Cuando entramos en la guardería, Susi estaba intentando mediar entre dos niños pequeños de tres años. En cuanto nos vio entrar, se puso de pie y su tez blanca se sonrojó por unos instantes.

—¿Qué hacen aquí un sábado en la mañana? Es hora de trabajar —dijo Susi.

—Sí, pero ha ocurrido un accidente —le contesté.

—¿Un accidente? ¿Está bien Mike? —preguntó preocupada.

—Sí, el accidentado es un chico al que no conoces. Nos dijeron que le lleváramos a la clínica, pero ya sabes lo que se hace allí —dijo Patas Largas.

—¿Están locos? ¿Han ocultado a un no funcional? —preguntó nerviosa Susi.

"No funcional" era como se denominaba a la gente que estaba enferma o estaba herida. Los no funcionales no tenían derecho a una ración, no podían pertenecer a la Asamblea, y la mayoría moría en un par de días. Algunos rumores hablaban de que los chicos de Frank hacían carne picada con los enfermos y la vendían en la hamburguesería de al lado de la vieja gasolinera.

—¿Quieres que le hagan carne picada? —dije enojado. Susi era uno de los miembros más activos de nuestro grupo de lectura, pero demasiado prudente a la hora de rebelarse contra el sistema.

—Lo que no quiero es que todos nos convirtamos en carne picada. Ese chico no tiene muchas posibilidades. No hay medicinas, y yo lo único que puedo hacer es limpiar las heridas y ponerle un poco de alcohol —dijo Susi.

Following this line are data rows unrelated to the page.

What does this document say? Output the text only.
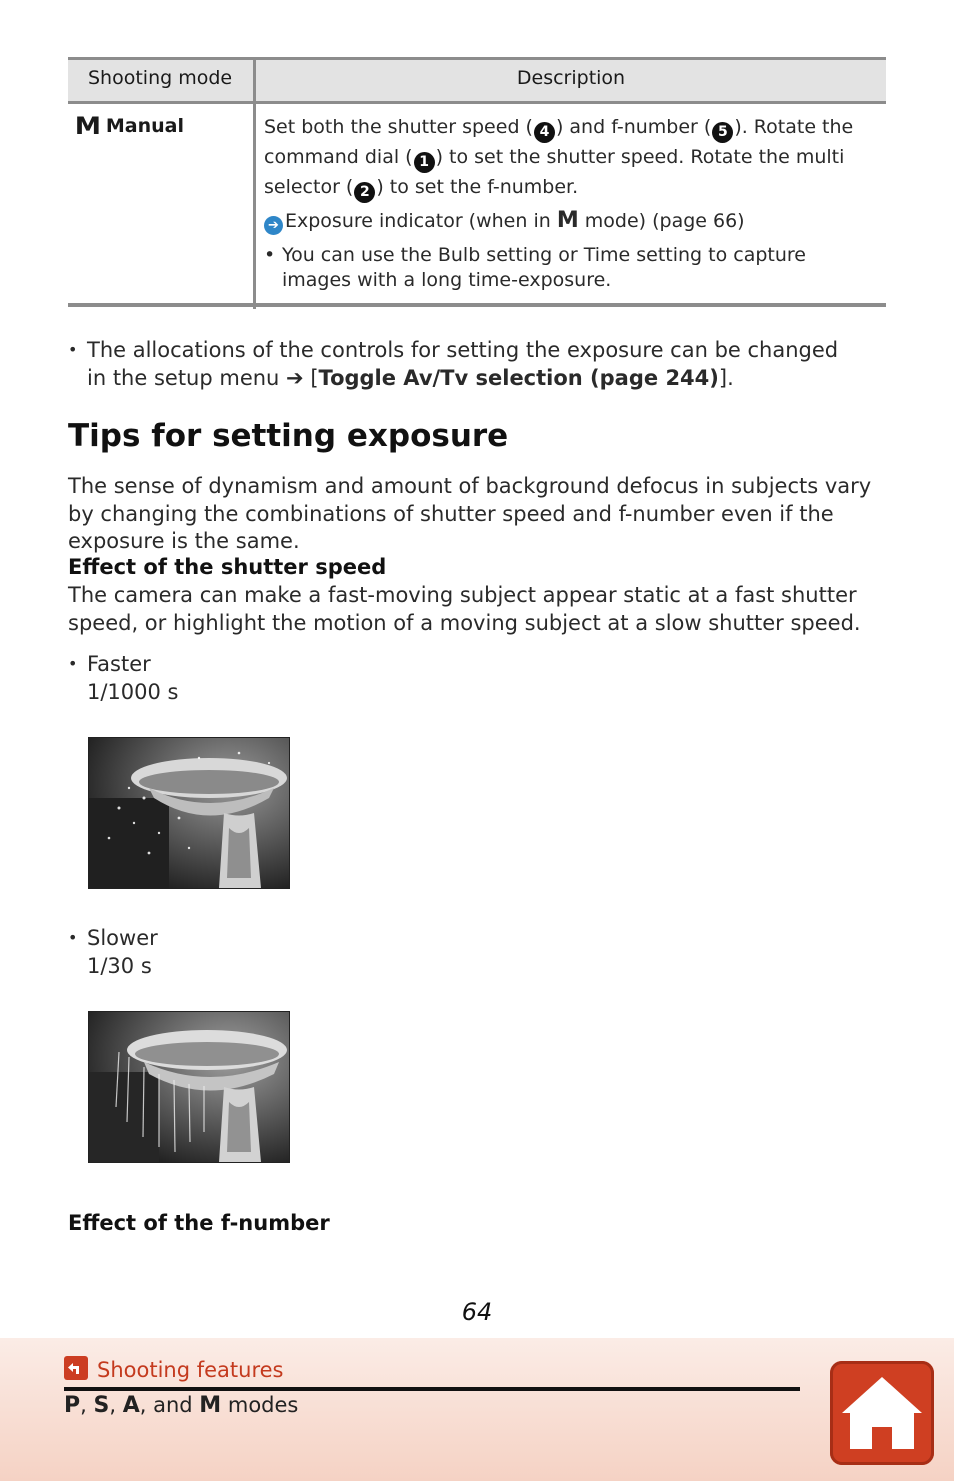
Shooting mode	Description
M Manual	Set both the shutter speed ( 4 ) and f-number ( 5 ). Rotate the command dial ( 1 ) to set the shutter speed. Rotate the multi selector ( 2 ) to set the f-number.
➔ Exposure indicator (when in M mode) (page 66)
• You can use the Bulb setting or Time setting to capture images with a long time-exposure.
• The allocations of the controls for setting the exposure can be changed in the setup menu ➔ [Toggle Av/Tv selection (page 244)].
Tips for setting exposure
The sense of dynamism and amount of background defocus in subjects vary by changing the combinations of shutter speed and f-number even if the exposure is the same.
Effect of the shutter speed
The camera can make a fast-moving subject appear static at a fast shutter speed, or highlight the motion of a moving subject at a slow shutter speed.
• Faster
1/1000 s
• Slower
1/30 s
Effect of the f-number
64
Shooting features
P, S, A, and M modes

—Suficiente; por lo menos morirá con dignidad, ¿no crees? Somos personas, no animales —dijo Patas Largas.

—Está bien, cuando termine el trabajo pasaré por allí. Ahora vuelvan al trabajo antes de que alguien sospeche algo.

El tranquilo sábado se ha complicado notablemente, pensé mientras Patas Largas y yo regresábamos a la explanada; pero lo que no sabía era que la tarde iba a ser mucho más sorprendente.


CHAPTER 3

EL FORASTERO


LA PRIMERA QUE VIO LLEGAR al forastero fue nuestra amiga Mary. Mary Jefferson era una de las chicas más inteligentes del pueblo; tenía trece años, estaba algo gordita y su piel caoba parecía siempre recién lavada. Le gustaba salir a la calle con vestidos de flores y se negaba a usar el uniforme de Ione. En los últimos meses, Frank había impuesto un traje de color gris, muy parecido al mono de un mecánico. Decía que no se podían producir cientos de telas de diferentes colores. Un color, un tipo de traje y de tela eran suficientes para toda la comunidad. Mary se había resistido a ponerse la ropa autorizada, pero su cargo en la oficina de suministros le obligaba a aceptar las condiciones de Frank o perder su puesto, aunque por el momento la dejaban vestir como quisiera.

Aquella mañana, Mary había salido de la oficina para dirigirse al viejo granero comunal. La entrada y salida de sacos de trigo no coincidían, y ella tenía la sospecha de que Frank acumulaba trigo para presionar aun más a la comunidad. Apenas había llegado al almacén cuando en el camino se cruzó con un chico de catorce años, de cabello rubio, cara angelical y pecosa. El chico le saludó y siguió su camino hacia el centro de Ione.